Having been New Jersey’s Director of Consumer Affairs, I have first-hand knowledge of exactly how much regulation is considered a dirty word in most corporate circles. That’s what makes New York State’s bold move to impose unprecedented cybersecurity requirements on the financial services sector so intriguing.
Consider that just before Christmas banking and insurance industry lobbyists made a frenzied eleventh hour attempt to block the New York State Department of Financial Services (NYDFS) from rolling out its milestone Cybersecurity Requirements for Financial Services Companies.
The lobbyists did win a delay of the start date by three months, to March 1, 2017, and also got the agency to pencil in some major revisions. Despite those concessions, NYDFS Superintendent Maria T.Vullo should be congratulated. This still is a momentous stake-in-the-ground.

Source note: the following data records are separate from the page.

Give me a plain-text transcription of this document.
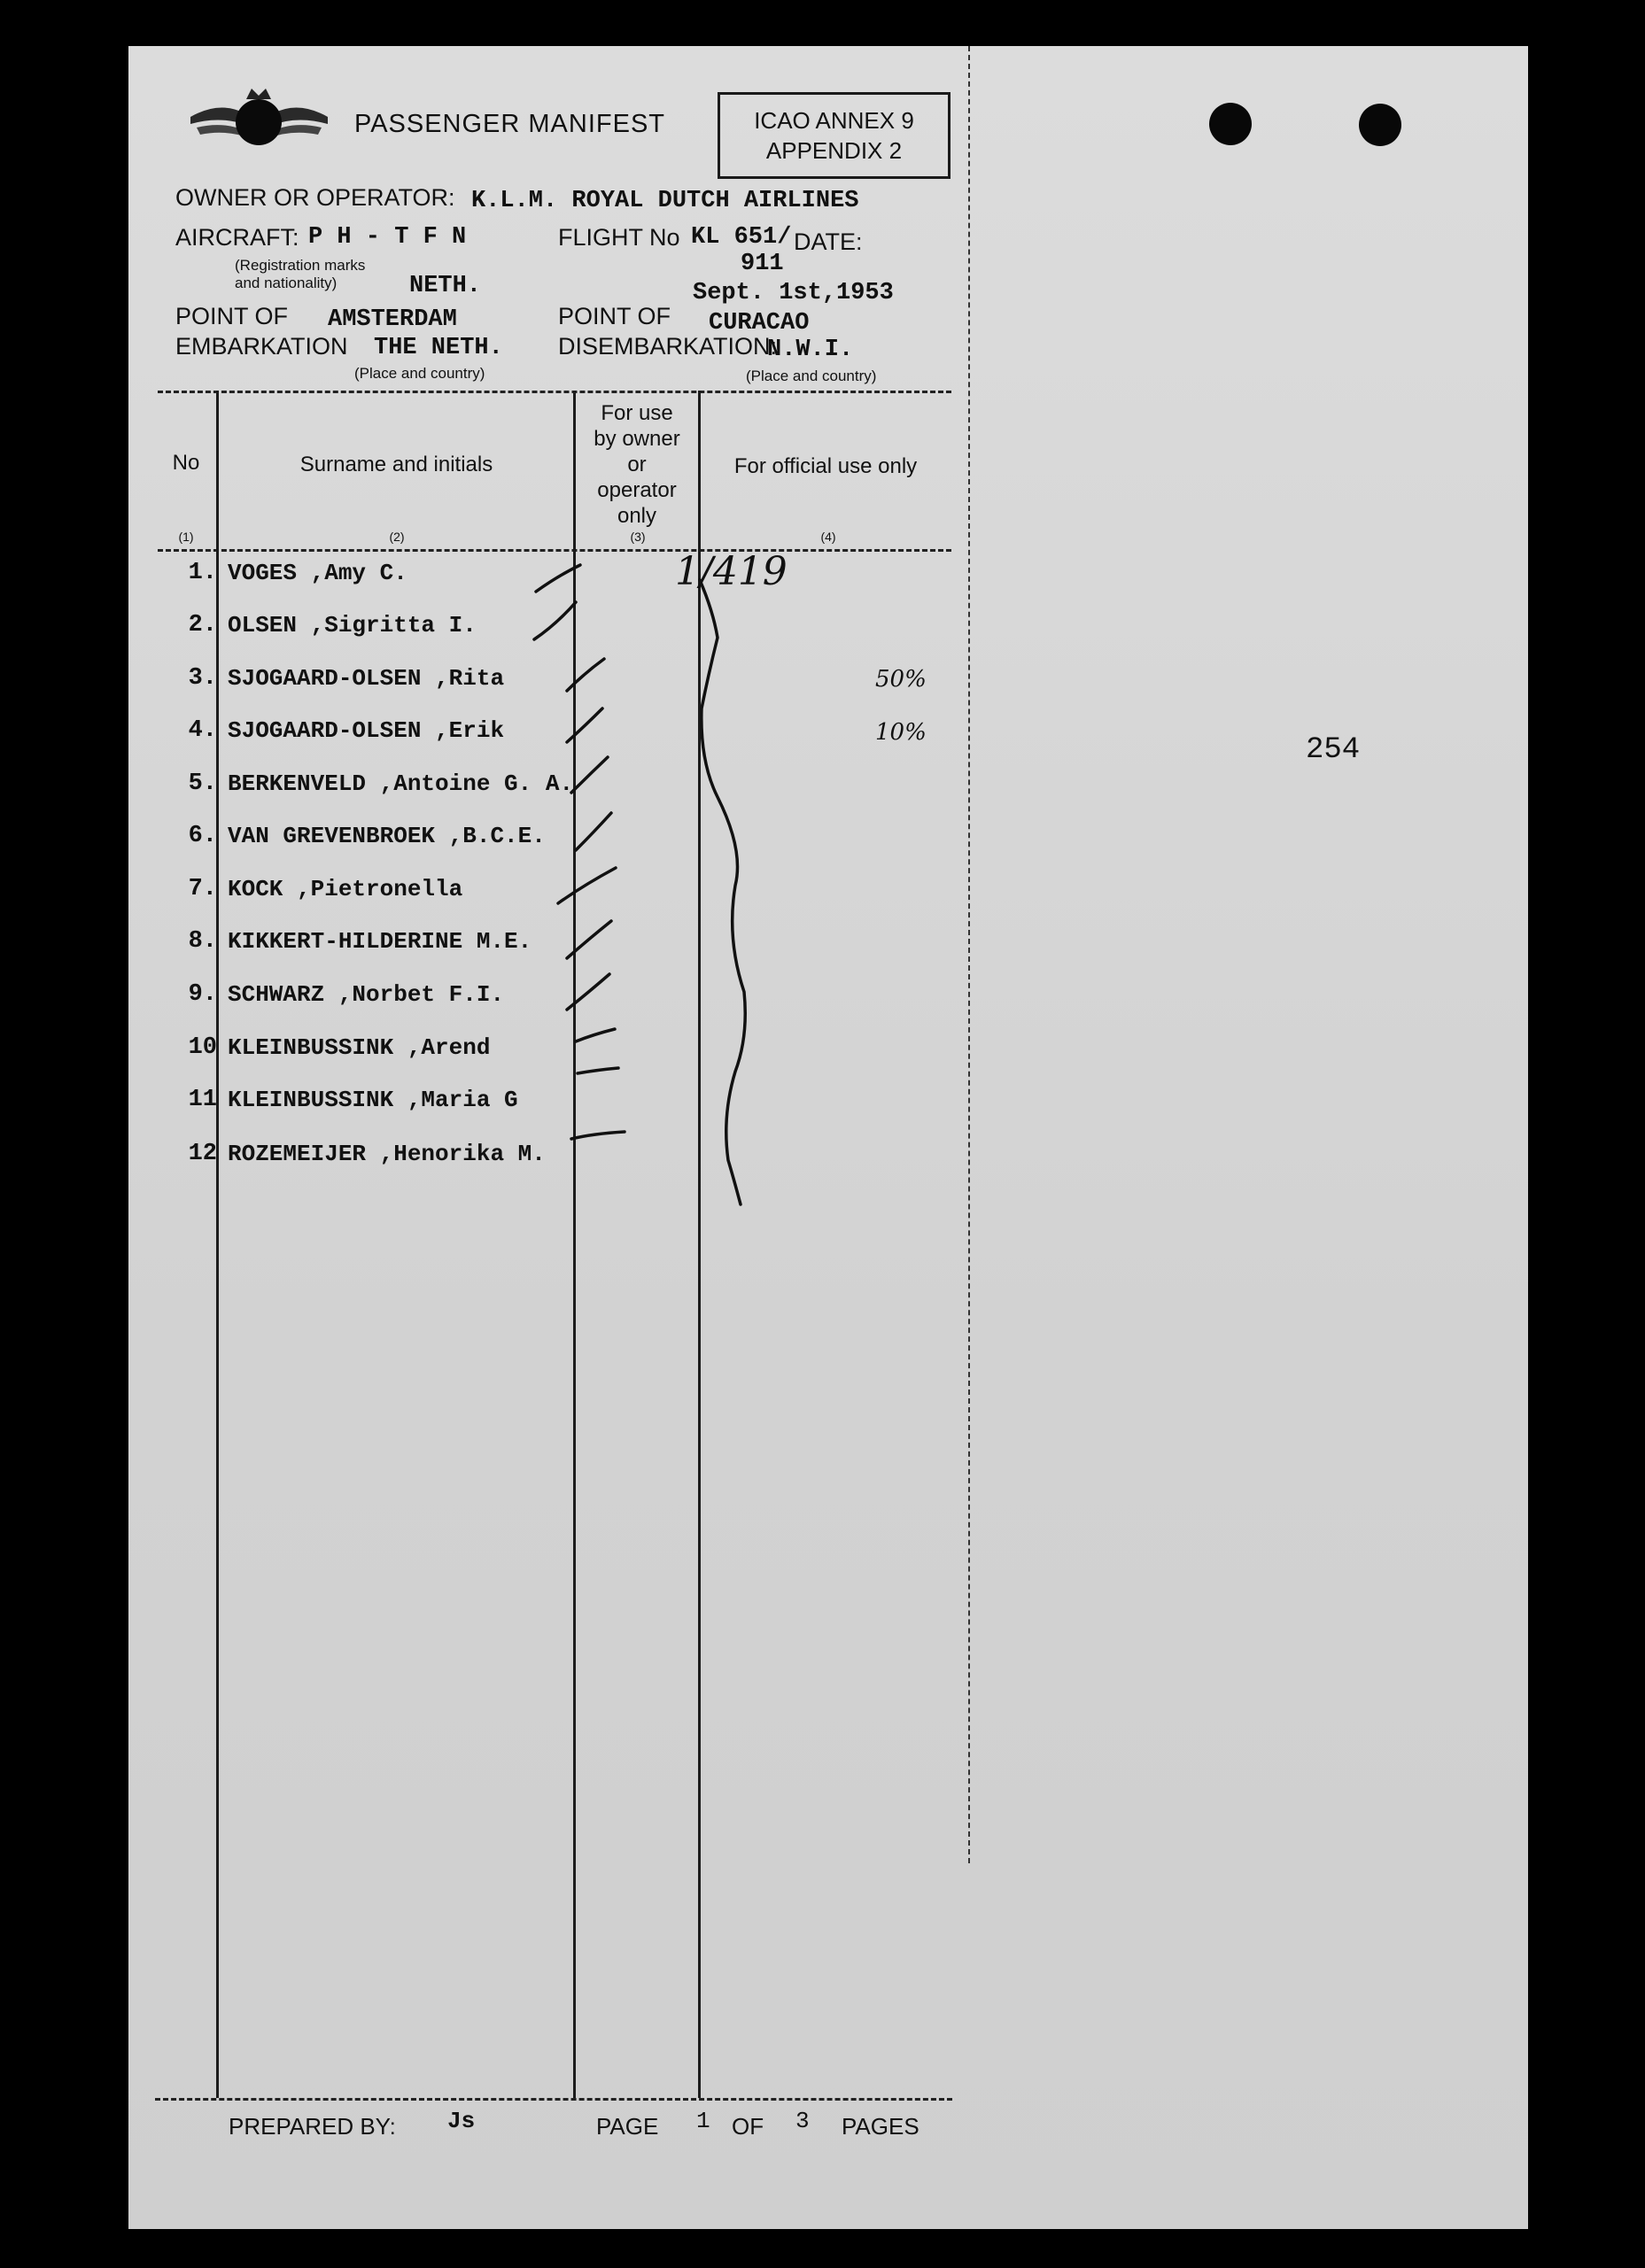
PASSENGER MANIFEST	ICAO ANNEX 9
APPENDIX 2
OWNER OR OPERATOR: K.L.M. ROYAL DUTCH AIRLINES
AIRCRAFT: P H - T F N
(Registration marks
and nationality)	NETH.
FLIGHT No KL 651/ DATE:
911
Sept. 1st,1953
POINT OF
EMBARKATION
AMSTERDAM
THE NETH.
(Place and country)
POINT OF
DISEMBARKATION:
CURACAO
N.W.I.
(Place and country)
No	Surname and initials
For use
by owner
or
operator
only
For official use only
(1)	(2)	(3)	(4)
1. VOGES ,Amy C.
2. OLSEN ,Sigritta I.
3. SJOGAARD-OLSEN ,Rita	50%
4. SJOGAARD-OLSEN ,Erik	10%
5. BERKENVELD ,Antoine G. A.
6. VAN GREVENBROEK ,B.C.E.
7. KOCK ,Pietronella
8. KIKKERT-HILDERINE M.E.
9. SCHWARZ ,Norbet F.I.
10 KLEINBUSSINK ,Arend
11 KLEINBUSSINK ,Maria G
12 ROZEMEIJER ,Henorika M.
1/419
254
PREPARED BY: Js	PAGE 1 OF 3 PAGES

Kudos to Vullo for sticking by her guns and keeping the core framework of these long-overdue cybersecurity regulations intact. Any “covered entity” that wants to do business in the Empire State will soon have to certify that it has a comprehensive data breach prevention regime in place. Here are four major takeaways to keep an eye on:
Be careful what you ask for. One significant revision was the addition of “risk-based assessments.” This enables a covered entity to tie specific security requirements to periodic risk assessments. Instead of a one-size-fits-all compliance benchmark, a risk-based approach allows specific details about the company’s data, operations and third-party partners to be factored in.
That means companies with simpler operations presumably can get by with fewer controls and audits. However, Richard Borden, a cybersecurity attorney at Robinson & Cole, says that the converse holds true, as well. Compliance requirements could mushroom if a risk assessment exercise uncovers complex exposures.
Observes Borden: “The agency’s fundamental response was, ‘If you don’t like how we did it, then do a risk assessment that covers all the topics and come up with your own controls. But, get it right, because in the event of a breach or an audit, you signed on the bottom line that you were in compliance.”
Third-party halo effect
Another new requirement holds that a covered entity must now generally account for the security policies of third-party partners. While that could turn into a burden for both parties, some legal experts also anticipate a halo effect.
“The proposed regulation indirectly imposes the cybersecurity requirements on entities not subject to regulation,” says Thomas M. Dawson, of Drinker Biddle & Reath.
In short, even companies outside of the financial sector may find themselves subject to the spirit, if not the letter, of New York’s new rules. They too may have to take steps to prevent data breaches by demonstrating use of multi-factor authentication, encryption and other security tools.
Regulations with teeth
Standby for an explosion of controlled chaos. Some 1,900 banks, insurers, mortgage brokerages and asset management firms — companies that collectively manage $ 2.9 trillion in assets – must now scramble to “establish and maintain a cybersecurity program designed to protect consumers and ensure the safety and soundness of New York State’s financial services industry,” as Vullo puts it.
“This shows the agency intends for these regulations to have teeth,” says former federal cybercrime prosecutor Edward J. McAndrew, now an attorney at Ballard Spahr.
The effective date is less than three months away. It is to be followed by a series of transitional deadlines that must be met. “These new deadlines are still tight,” warns Yuliya Feldman, of Drinker Biddle & Reath. “Therefore, covered entities should begin planning soon to give themselves sufficient time to come into compliance.”
Follow the leader
Regulators from other states are glued to this drama. Some are discussing whether to extend similar requirements to other verticals, beyond the financial sector.
The drivers are certainly in place for state officials to want to do more to protect their citizens. Should New York-style rules rapidly catch on in other states things could get interesting, fast “We could see a possible balkanization of cybersecurity requirements that would be in no one’s interest,” opines attorney Dawson.
Or maybe the rapid rise of a hodge podge of state cybersecurity rules might be exactly what’s needed to compel the corporate sector to embrace cybersecurity policies and practices that supersede all mandated rules. Now wouldn’t that be something?